I had never seen so many people at once before: the bustle on the streets reminded me of the anthills we used to smoke out in autumn; the insects would flee, running in all directions, which always made me laugh. Farmers were carrying cages of geese and chickens on their shoulders, or driving calves and pigs before them. It must have been market day. Well-dressed gentlefolk placed their shiny leather shoes carefully, avoiding the muck on the streets. Women hurried home with their purchases from the market and red-cheeked boys hawked fresh bread and pastries from laden trays hanging around their necks. Beggars and riff-raff hung about furtively; I had seen their like before on the fairground, probably ready to pilfer an apple here, a bulging purse there. Dogs fought, barking and yelping, over the rubbish thrown in front of the houses; coachmen on other carriages cracked their whips and cursed one another.

This scene beat Master Lampert’s Tent of Wonders hands down, even though my nose was already numbed by the stench. In our mir all smells – slops, stray cattle, rotting vegetables – were lost in the vastness of the plain. Here, the midday sun was trapped by the alleyways, its heat hanging in suffocating clouds. The people of Walk, I later discovered, simply emptied their chamber pots out of windows, right onto the heads of passers-by.
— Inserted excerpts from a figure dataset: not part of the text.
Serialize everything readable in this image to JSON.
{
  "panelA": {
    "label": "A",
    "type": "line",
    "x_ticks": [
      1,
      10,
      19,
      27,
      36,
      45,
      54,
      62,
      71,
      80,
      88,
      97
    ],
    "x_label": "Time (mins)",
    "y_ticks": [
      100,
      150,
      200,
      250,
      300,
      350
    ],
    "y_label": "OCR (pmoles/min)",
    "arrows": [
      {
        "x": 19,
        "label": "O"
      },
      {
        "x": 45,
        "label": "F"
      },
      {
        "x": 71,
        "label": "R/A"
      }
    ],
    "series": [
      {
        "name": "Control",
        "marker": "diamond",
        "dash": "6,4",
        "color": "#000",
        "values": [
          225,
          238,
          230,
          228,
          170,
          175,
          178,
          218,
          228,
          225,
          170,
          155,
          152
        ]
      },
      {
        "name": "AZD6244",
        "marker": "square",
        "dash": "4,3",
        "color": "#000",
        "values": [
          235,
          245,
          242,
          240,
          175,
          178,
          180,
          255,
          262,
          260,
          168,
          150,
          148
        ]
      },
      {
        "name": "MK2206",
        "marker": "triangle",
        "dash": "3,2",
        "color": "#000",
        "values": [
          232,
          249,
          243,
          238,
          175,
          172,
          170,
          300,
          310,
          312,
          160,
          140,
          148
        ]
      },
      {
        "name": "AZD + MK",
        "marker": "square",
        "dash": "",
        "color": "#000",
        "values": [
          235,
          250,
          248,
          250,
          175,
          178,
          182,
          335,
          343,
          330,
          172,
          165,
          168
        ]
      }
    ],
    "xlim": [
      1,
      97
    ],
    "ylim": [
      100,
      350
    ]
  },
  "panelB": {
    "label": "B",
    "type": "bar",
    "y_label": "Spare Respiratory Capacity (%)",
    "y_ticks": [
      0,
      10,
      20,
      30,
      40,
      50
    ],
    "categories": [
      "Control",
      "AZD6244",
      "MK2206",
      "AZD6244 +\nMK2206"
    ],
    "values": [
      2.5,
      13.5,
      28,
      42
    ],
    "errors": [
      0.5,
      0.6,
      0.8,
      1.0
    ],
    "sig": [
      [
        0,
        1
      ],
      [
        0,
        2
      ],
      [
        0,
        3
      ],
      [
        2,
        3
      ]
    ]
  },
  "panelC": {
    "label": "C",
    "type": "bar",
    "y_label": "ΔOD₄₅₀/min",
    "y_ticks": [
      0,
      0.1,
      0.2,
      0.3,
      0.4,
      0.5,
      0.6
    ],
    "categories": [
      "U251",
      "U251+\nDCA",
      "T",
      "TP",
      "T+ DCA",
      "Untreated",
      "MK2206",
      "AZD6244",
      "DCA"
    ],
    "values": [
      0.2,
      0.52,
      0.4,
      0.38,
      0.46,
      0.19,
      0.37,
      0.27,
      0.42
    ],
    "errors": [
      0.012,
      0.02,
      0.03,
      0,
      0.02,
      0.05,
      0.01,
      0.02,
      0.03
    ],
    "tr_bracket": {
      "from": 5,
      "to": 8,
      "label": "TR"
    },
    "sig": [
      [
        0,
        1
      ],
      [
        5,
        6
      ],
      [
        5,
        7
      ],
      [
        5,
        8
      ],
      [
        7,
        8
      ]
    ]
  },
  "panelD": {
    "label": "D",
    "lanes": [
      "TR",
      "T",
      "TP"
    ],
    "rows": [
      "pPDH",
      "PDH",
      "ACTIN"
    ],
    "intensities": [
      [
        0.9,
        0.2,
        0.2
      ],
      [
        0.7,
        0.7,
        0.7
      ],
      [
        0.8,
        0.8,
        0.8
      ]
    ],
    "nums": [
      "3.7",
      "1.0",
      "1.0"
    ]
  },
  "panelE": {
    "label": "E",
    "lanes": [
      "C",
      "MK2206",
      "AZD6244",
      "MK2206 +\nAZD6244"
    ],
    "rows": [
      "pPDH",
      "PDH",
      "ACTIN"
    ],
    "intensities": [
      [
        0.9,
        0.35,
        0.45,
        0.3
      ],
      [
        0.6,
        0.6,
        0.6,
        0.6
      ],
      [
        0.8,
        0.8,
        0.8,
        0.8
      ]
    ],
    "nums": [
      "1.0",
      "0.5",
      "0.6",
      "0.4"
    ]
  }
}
But mercifully the smell of human waste was masked by the alluring scent of delicious foods: soups and sauerkraut, cabbage- and meat-filled pierogi, roast chicken, fresh flatbreads, and many, many more things that I, in my poverty, was unable to name but would get to know in the weeks to come.

Vassily saw me staring at a group of men with dark hair and slanting eyes above high cheekbones: ‘Those are Tatars from the East. Bloodthirsty, lazy scoundrels, all of them.’ They frightened me with their bold gazes and the rough animal pelts they wore, wrapped even around their calves. ‘Those fellows over there,’ he said, pointing to fairer-skinned men in tight knee-length breeches, silver-buckled shoes and narrow jackets, ‘they’re Poles.’ The tall, blond soldiers were Swedes from the town’s small garrison; they winked at me before eyeing up the good German girls going from stall to stall with their mothers and maids. Their hair was worn neatly tucked under stiff, puffy bonnets, yet the bodices of their high-necked dresses were laced almost indecently tight, moulding their bosoms and slim waists. I felt like a savage beside them.

A group of Orthodox priests greeted Vassily, and I saw other Russians, too, in their trailing, belted robes with wide collars, their matted beards still sticky from their lunchtime soup. They grinned at me brazenly. I stuck out my tongue at them behind their backs.

‘Is it far?’ I finally dared to ask as I had lost all sense of direction. The sky above us was a mere square, concealed by the towering buildings. Where was the horizon, where a forest or a river? How should I ever find my bearings in such a place? I was wondering when Vassily abruptly pulled on the reins. He whistled and a gate opened in a long, high wall. With a clattering of hooves, the horses turned into a cobbled yard.